Tonight begins the first night of Passover. Whether you host or attend a traditional seder or simply raise a glass of wine, we encourage you to really reflect on the theme of freedom.
Living in L.A., it’s something many of us take for granted. When the Friday school bell rings, our kids shout, “I’m free!” We say the same on three-day weekends. In a country that was founded on religious freedom, that gives us the right to free speech and so much more, most of us have never known a time when we haven’t been free. It is important, then, that we celebrate Passover each year and remember how our ancestors were once slaves in Egypt.

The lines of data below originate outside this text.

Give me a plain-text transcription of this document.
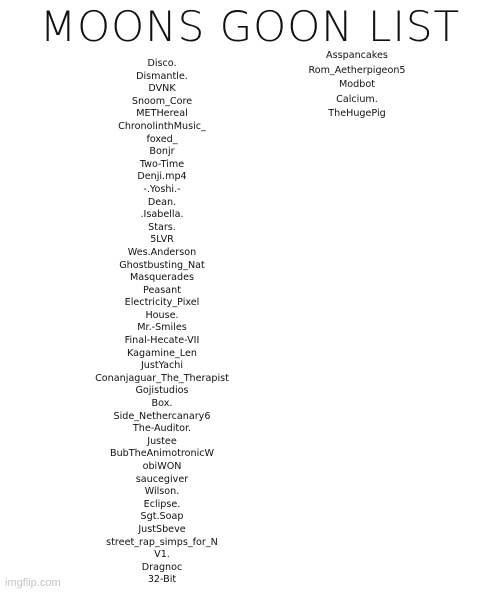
MOONS GOON LIST
Disco.
Dismantle.
DVNK
Snoom_Core
METHereal
ChronolinthMusic_
foxed_
Bonjr
Two-Time
Denji.mp4
-.Yoshi.-
Dean.
.Isabella.
Stars.
5LVR
Wes.Anderson
Ghostbusting_Nat
Masquerades
Peasant
Electricity_Pixel
House.
Mr.-Smiles
Final-Hecate-VII
Kagamine_Len
JustYachi
Conanjaguar_The_Therapist
Gojistudios
Box.
Side_Nethercanary6
The-Auditor.
Justee
BubTheAnimotronicW
obiWON
saucegiver
Wilson.
Eclipse.
Sgt.Soap
JustSbeve
street_rap_simps_for_N
V1.
Dragnoc
32-Bit
Asspancakes
Rom_Aetherpigeon5
Modbot
Calcium.
TheHugePig
imgflip.com
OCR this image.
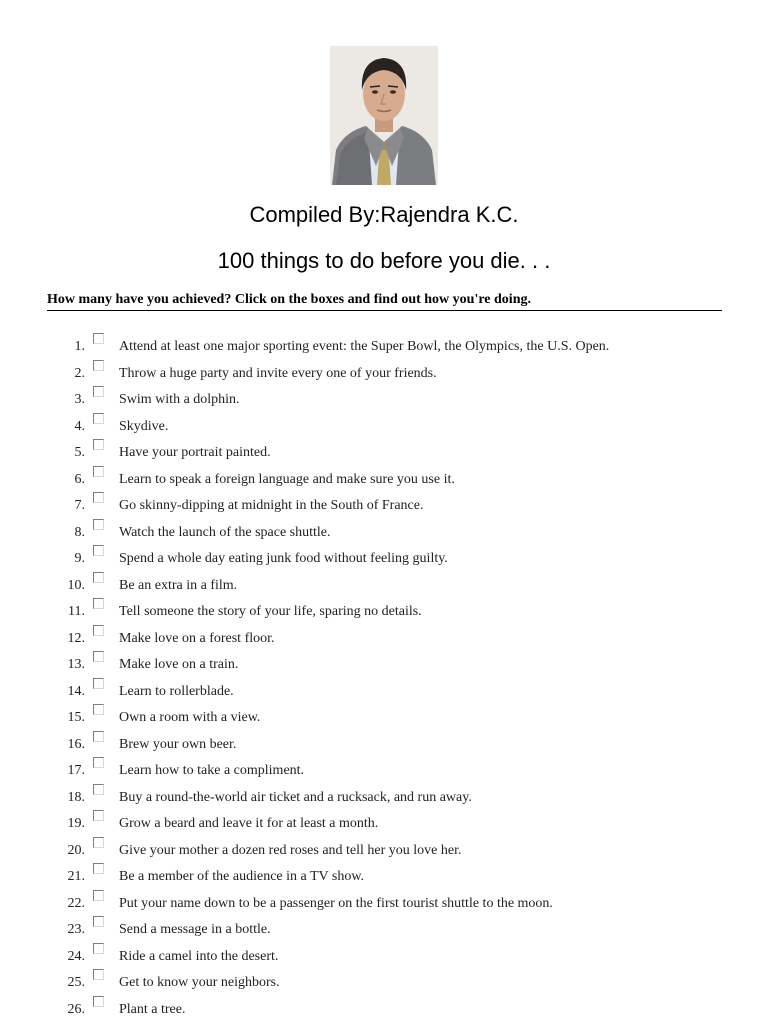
Compiled By:Rajendra K.C.
100 things to do before you die. . .
How many have you achieved? Click on the boxes and find out how you're doing.
1. Attend at least one major sporting event: the Super Bowl, the Olympics, the U.S. Open.
2. Throw a huge party and invite every one of your friends.
3. Swim with a dolphin.
4. Skydive.
5. Have your portrait painted.
6. Learn to speak a foreign language and make sure you use it.
7. Go skinny-dipping at midnight in the South of France.
8. Watch the launch of the space shuttle.
9. Spend a whole day eating junk food without feeling guilty.
10. Be an extra in a film.
11. Tell someone the story of your life, sparing no details.
12. Make love on a forest floor.
13. Make love on a train.
14. Learn to rollerblade.
15. Own a room with a view.
16. Brew your own beer.
17. Learn how to take a compliment.
18. Buy a round-the-world air ticket and a rucksack, and run away.
19. Grow a beard and leave it for at least a month.
20. Give your mother a dozen red roses and tell her you love her.
21. Be a member of the audience in a TV show.
22. Put your name down to be a passenger on the first tourist shuttle to the moon.
23. Send a message in a bottle.
24. Ride a camel into the desert.
25. Get to know your neighbors.
26. Plant a tree.
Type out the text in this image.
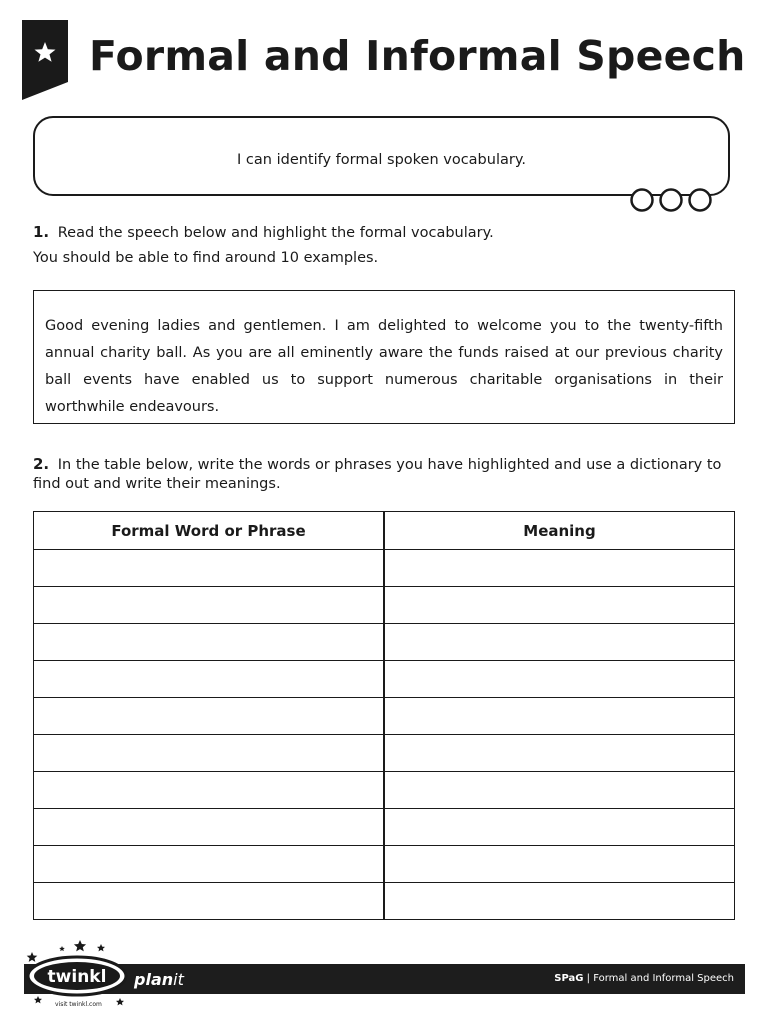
Formal and Informal Speech
I can identify formal spoken vocabulary.
1. Read the speech below and highlight the formal vocabulary.
You should be able to find around 10 examples.
Good evening ladies and gentlemen. I am delighted to welcome you to the twenty-fifth annual charity ball. As you are all eminently aware the funds raised at our previous charity ball events have enabled us to support numerous charitable organisations in their worthwhile endeavours.
2. In the table below, write the words or phrases you have highlighted and use a dictionary to find out and write their meanings.
Formal Word or Phrase	Meaning

planit	SPaG | Formal and Informal Speech
twinkl
visit twinkl.com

It is fitting that tonight is also the anniversary of the Warsaw Ghetto Uprising of 1943. Just three years earlier, in 1940, more than 400,000 Jews of Warsaw and neighboring Polish towns were ordered by the Germans to move into a ghetto that cut them off from the rest of the city. Not only were ghetto residents crowded with an average of more than seven people sharing a room, they were starving, cold and susceptible to disease — let’s face it, they were enslaved. More than 20% died in the first year and a half. Then, during the summer of 1942, there were mass deportations of Jews from the Warsaw Ghetto to Treblinka extermination camp. Those who protested were murdered in the ghetto.
In response, and to fight this form of slavery, resistance organizations and underground groups planned a rebellion. As Germans continued to round up residents for deportations in October 1942 and January 1943, they were met by ghetto residents armed with pistols. Disorienting the troops enough to keep them from liquidating the ghetto, the Jews bought themselves time to organize, construct bunkers and shelters, and prepare for a larger uprising.
On April 19, 1943, the eve of Passover, SS officers and German police entered an abandoned Warsaw Ghetto. All of the residents were in hiding. The uprising began and the Jewish forces managed to take out some of the German police. Though thousands of Jews were killed in the ghetto and nearly all the rest were deported to camps, a few small but mighty groups and individual snipers remained, fighting the Germans for nearly a month more.
The Jews of the Warsaw Ghetto fought for a freedom that most of them would never see. To some extent, they probably knew that. But, on the eve of Passover, so much bitterness already on their lips, freedom had to be front and center on their minds.
So, tonight, when we talk about Pharoah and Egypt, when we taste those bitter herbs and reflect on our freedom, we should also remember those Warsaw Ghetto residents. We should remember their bravery and thank them for fighting for their freedom — and for all of the generations of Jews yet to come.